How a dress in a pawn shop led to a Juno nomination for Leonard Sumner
'Every line ... is a part of a true reflection of my life,' musician says of his album Standing in the Light
Singer-songwriter Leonard Sumner drew from a wide range of personal stories and memories to create his Juno-nominated album Standing in the Light.
But the most surprising inspiration might be the moment years ago when he saw a jingle dress hanging in a pawn shop.
"That probably shouldn't be in a pawn shop," Sumner, an Anishinaabe musician from Little Saskatchewan First Nation in Manitoba, recalled thinking.
"It's supposed to be a dress for healing.
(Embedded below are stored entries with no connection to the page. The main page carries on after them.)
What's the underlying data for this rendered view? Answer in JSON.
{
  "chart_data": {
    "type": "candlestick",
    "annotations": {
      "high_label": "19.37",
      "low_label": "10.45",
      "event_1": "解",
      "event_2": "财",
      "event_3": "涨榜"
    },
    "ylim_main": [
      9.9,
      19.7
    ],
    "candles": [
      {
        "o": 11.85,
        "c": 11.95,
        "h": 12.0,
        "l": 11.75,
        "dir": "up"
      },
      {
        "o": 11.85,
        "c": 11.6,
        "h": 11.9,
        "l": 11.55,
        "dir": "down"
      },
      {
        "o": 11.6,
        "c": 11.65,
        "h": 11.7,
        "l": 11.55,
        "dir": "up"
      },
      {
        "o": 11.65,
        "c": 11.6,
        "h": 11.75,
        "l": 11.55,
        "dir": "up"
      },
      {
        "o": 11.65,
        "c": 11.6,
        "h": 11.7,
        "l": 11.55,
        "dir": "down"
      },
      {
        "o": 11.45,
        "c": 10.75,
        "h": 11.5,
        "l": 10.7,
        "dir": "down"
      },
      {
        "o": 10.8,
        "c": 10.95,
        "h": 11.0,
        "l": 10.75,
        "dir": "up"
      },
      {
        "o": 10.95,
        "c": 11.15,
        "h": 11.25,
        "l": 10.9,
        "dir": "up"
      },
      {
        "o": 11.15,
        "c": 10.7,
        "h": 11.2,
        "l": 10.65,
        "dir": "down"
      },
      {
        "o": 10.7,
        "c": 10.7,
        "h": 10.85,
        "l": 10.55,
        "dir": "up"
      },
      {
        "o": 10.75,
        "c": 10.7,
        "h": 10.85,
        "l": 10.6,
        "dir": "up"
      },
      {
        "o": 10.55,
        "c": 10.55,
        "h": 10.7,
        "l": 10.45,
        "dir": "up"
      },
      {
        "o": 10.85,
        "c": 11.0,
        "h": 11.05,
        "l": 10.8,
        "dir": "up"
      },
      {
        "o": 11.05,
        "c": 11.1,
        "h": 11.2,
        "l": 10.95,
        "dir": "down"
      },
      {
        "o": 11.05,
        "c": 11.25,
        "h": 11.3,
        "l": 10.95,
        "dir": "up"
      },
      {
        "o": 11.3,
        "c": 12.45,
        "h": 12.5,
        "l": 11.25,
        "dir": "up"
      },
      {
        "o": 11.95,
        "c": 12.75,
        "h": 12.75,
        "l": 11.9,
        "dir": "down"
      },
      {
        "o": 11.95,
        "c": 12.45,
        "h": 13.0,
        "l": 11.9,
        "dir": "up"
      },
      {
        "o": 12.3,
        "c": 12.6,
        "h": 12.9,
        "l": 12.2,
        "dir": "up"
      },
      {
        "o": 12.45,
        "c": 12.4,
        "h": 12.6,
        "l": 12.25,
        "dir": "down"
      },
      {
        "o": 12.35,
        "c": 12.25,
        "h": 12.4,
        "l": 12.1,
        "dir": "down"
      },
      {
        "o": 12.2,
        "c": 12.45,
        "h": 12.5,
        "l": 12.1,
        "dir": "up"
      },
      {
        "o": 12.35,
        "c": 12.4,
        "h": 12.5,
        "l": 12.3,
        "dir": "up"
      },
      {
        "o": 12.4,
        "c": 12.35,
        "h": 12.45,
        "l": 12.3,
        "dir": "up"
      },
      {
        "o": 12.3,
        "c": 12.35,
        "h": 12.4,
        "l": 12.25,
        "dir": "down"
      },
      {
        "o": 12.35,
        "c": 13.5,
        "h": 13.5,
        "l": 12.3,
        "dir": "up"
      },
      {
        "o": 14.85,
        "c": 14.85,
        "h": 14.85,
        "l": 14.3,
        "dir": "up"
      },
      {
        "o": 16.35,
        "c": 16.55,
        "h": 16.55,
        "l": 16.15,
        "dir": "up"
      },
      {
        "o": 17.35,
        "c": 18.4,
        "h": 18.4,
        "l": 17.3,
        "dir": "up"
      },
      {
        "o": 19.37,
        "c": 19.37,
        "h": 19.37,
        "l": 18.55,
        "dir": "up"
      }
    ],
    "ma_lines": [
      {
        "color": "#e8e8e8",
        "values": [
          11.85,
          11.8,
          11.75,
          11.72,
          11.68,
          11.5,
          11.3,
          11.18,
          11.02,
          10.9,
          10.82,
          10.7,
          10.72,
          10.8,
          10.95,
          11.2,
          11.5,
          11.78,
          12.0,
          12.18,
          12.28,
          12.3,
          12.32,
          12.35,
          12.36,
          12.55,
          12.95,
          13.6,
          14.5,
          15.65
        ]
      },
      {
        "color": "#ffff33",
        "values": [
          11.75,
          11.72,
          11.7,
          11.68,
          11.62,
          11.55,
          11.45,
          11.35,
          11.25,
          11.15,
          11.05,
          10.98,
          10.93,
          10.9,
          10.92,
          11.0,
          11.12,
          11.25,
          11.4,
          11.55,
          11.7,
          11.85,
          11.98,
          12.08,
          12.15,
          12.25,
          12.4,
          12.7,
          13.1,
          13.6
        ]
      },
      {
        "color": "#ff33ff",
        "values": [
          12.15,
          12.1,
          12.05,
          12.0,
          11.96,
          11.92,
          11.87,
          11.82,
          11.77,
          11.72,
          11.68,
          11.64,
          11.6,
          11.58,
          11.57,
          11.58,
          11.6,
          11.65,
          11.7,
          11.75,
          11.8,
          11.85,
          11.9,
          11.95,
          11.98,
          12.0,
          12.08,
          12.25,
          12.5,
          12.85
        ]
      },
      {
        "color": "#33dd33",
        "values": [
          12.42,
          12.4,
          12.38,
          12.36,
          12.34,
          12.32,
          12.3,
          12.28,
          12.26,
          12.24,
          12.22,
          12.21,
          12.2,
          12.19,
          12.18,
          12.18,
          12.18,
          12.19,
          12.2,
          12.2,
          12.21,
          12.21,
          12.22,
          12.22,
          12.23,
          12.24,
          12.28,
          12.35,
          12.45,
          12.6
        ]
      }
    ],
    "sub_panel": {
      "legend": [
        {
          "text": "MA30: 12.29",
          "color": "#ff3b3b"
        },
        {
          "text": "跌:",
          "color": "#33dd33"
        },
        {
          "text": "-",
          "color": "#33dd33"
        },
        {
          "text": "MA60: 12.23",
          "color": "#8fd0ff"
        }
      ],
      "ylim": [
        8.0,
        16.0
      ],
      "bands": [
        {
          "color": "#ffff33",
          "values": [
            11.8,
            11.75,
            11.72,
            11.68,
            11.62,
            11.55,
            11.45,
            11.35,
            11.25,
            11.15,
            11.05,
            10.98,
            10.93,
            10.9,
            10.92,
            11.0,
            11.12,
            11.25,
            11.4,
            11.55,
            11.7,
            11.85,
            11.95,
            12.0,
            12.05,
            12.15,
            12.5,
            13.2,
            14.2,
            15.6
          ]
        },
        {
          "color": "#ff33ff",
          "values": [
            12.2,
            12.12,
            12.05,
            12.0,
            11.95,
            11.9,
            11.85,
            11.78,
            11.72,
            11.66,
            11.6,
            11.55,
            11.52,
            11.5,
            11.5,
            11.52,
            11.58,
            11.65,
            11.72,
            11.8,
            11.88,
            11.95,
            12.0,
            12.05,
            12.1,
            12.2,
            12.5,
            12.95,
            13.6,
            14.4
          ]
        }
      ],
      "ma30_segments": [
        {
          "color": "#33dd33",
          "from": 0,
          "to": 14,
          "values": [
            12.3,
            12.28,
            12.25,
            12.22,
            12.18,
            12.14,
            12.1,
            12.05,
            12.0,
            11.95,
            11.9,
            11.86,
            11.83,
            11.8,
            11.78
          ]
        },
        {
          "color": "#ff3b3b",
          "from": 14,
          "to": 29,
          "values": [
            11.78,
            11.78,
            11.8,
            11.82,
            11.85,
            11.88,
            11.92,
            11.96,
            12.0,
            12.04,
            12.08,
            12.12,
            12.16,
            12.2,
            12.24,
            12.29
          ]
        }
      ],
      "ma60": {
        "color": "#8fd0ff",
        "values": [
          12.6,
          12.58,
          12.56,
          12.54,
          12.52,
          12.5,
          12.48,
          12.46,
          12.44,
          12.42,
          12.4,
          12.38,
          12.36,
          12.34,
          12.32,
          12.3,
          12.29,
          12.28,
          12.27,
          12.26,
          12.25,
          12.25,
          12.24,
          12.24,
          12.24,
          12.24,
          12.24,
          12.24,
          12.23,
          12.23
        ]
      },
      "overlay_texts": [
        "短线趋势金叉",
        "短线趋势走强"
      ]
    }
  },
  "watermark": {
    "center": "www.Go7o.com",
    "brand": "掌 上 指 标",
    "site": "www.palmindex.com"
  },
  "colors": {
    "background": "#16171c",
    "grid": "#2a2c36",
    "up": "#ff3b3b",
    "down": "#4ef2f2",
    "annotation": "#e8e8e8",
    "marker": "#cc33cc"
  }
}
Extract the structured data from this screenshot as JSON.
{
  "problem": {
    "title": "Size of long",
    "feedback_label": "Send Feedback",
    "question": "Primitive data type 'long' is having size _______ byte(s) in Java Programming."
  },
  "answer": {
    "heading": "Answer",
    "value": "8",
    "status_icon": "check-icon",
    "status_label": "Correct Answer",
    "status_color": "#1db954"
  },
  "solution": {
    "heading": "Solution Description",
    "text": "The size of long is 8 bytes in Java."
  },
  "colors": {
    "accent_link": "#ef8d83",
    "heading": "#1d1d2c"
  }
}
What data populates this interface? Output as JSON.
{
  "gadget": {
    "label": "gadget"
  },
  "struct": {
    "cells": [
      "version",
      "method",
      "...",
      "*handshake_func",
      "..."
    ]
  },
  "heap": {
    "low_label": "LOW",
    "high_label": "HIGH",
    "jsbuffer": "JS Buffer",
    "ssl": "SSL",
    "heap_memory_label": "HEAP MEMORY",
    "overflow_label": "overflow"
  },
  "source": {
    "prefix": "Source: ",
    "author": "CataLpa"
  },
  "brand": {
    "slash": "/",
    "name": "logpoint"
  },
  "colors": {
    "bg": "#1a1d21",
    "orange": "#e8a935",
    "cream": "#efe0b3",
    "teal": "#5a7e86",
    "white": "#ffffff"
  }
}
And there's, what some would say, a sacred story connected to that dress. And to see it there was just disheartening," he told Unreserved.
"I sat with those thoughts. And I was like 'Man, I wonder like if I could somehow include that in a song someday?'"
His thoughts eventually made it into his song The Ceremony, as he describes a woman saving her dress from a Saskatoon pawn shop.
The Ceremony, like the rest of the songs in his album Standing in the Light, draws from memories, moments and ceremonies from Sumner's life.
"Every line, every piece of that, is part of a true reflection of my life," he said.
The album is nominated for the Indigenous Music Album Award at the 2019 Junos.
This is Sumner's second album, and his first Juno nomination. He said he's had his eye on a potential Juno win for years.
"The nomination itself feels like a victory for me," he said.